Björn Brynjúlfur

Automatic deployment to VPS with git

For new projects, I set up automatic deployment to an Ubuntu VPS via git. I use DigitalOcean for hosting and they have a tutorial for this. However, it is 8 years old and the commands provided now give me errors.

To make this process faster for new projects in the future, I am writing a shortened and modified version of the tutorial here. It will work with any VPS hosting provider:

1. Initialize a bare repository

Connect to the VPS via SSH (I have a shell alias for this command):

ssh [username]@[VPS IP address]

Then initialize a bare git repository:

cd /var
cd repo
mkdir [project-name].git
cd [project-name].git
git init --bare

Aside: This assumes you store repositories in /var/repo. In hindsight, I wish I had stored them in ~/repo, as they are specific to me as a user, but it would be too much work to change this for every project.

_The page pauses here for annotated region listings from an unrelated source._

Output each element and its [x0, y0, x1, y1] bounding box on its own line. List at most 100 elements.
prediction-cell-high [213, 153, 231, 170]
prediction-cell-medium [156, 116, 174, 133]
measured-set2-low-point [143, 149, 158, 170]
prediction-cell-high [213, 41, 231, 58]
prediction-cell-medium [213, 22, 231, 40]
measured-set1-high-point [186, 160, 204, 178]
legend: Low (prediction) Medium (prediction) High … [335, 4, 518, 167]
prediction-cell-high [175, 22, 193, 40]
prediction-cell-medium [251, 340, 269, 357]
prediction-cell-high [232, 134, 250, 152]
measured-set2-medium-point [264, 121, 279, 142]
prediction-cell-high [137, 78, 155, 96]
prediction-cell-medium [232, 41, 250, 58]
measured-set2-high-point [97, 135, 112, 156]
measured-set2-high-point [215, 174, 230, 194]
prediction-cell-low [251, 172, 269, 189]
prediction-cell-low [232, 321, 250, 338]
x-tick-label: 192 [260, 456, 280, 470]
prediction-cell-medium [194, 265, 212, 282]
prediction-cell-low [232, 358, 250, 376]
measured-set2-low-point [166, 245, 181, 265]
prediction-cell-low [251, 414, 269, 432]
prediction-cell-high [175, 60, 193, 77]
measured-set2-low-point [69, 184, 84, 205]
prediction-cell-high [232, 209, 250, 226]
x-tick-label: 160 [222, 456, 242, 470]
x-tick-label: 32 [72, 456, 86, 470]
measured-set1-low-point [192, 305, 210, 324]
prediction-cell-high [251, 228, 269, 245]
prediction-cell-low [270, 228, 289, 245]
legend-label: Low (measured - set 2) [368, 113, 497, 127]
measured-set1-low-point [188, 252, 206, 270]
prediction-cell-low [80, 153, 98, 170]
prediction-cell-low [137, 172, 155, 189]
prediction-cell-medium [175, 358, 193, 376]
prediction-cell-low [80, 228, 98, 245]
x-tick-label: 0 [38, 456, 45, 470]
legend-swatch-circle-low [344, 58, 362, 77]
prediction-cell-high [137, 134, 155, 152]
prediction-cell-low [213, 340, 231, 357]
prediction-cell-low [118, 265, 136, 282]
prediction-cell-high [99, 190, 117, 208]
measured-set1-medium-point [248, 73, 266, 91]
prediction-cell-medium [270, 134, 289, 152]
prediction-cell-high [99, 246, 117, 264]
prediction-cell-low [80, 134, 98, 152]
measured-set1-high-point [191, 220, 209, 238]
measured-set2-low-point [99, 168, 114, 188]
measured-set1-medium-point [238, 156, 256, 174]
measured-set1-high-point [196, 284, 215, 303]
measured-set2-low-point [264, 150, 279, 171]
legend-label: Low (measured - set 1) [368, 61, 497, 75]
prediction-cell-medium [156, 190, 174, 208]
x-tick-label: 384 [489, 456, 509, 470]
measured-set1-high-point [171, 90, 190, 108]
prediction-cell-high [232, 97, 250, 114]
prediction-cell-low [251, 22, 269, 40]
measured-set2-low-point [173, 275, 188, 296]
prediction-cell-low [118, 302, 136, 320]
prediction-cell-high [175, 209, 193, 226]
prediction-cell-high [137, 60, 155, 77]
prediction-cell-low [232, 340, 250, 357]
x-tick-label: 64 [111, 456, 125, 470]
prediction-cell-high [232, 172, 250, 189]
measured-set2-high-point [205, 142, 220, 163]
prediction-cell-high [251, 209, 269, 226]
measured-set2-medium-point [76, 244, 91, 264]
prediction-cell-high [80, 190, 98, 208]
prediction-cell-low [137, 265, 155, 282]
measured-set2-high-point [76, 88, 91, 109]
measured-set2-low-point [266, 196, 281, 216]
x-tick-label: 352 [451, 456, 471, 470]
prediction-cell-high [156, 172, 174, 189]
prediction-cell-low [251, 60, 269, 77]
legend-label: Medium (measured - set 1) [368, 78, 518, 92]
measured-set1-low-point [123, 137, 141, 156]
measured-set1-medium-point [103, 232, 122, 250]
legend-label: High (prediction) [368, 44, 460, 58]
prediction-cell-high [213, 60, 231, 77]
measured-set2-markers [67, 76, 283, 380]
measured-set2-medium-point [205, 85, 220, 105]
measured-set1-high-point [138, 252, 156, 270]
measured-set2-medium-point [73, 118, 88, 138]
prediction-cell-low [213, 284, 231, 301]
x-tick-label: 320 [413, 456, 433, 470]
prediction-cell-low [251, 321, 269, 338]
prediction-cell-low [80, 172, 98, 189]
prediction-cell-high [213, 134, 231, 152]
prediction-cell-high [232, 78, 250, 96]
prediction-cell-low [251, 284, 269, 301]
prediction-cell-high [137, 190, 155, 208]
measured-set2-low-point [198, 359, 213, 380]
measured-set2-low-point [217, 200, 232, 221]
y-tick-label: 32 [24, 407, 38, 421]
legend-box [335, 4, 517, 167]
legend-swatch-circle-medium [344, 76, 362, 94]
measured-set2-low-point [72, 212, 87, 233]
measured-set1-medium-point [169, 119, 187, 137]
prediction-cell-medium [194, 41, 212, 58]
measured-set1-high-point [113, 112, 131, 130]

2. Set up a post-receive hook

Assuming you are still in /var/repo/[project-name].git on the VPS:

cd hooks
nano post-receive

Paste in the following and save:

#!/bin/sh
git --work-tree=/home/[username]/docs/[project-name] --git-dir=/var/repo/[project-name].git checkout -f

Finally, add execution permission to the file:

chmod +x post-receive

This will update your project files on the server, assuming you store them in ~/docs.

You now have two options to restart your app automatically:

  1. Use a process manager to restart the app automatically when file changes in the project directory are detected
  2. Add a command at the bottom of the post-receive file to restart the app

[Optional] More automation:

I also add these lines to the post-receive file for some projects:

cd /home/[username]/docs/[project-name]/server
npm install --silent
npm run build
pm2 reload [project-name]

This is NodeJS and PM2 specific. It does the following:

  1. Installs packages that I added on my development machine, as I skip them in .gitignore.
  2. Runs a build process. For my latest project, it generates an optimized CSS file using the TailwindCSS CLI tool
  3. Restarts the app. Here, I use PM2 in cluster mode to run two instances of the app. The reload command restarts them in succession, ensuring zero downtime on deployment.

This is just what I could think of for my first project after I realized this was possible. Git hooks are powerful!

3. Configure a local repository

Leave the VPS

exit

Initialize a repository on your local machine:

cd [root of your project]
git init

Add a remote path (the name live can be anything):

git remote add live ssh://[username]@[VPS IP address]/var/repo/[project-name].git

4. Push and deploy

git add .
git commit -m "Initial commit"
git push live master

That's it - your project is deployed. Now you can push your changes from the local machine, and they will automatically be deployed on the server.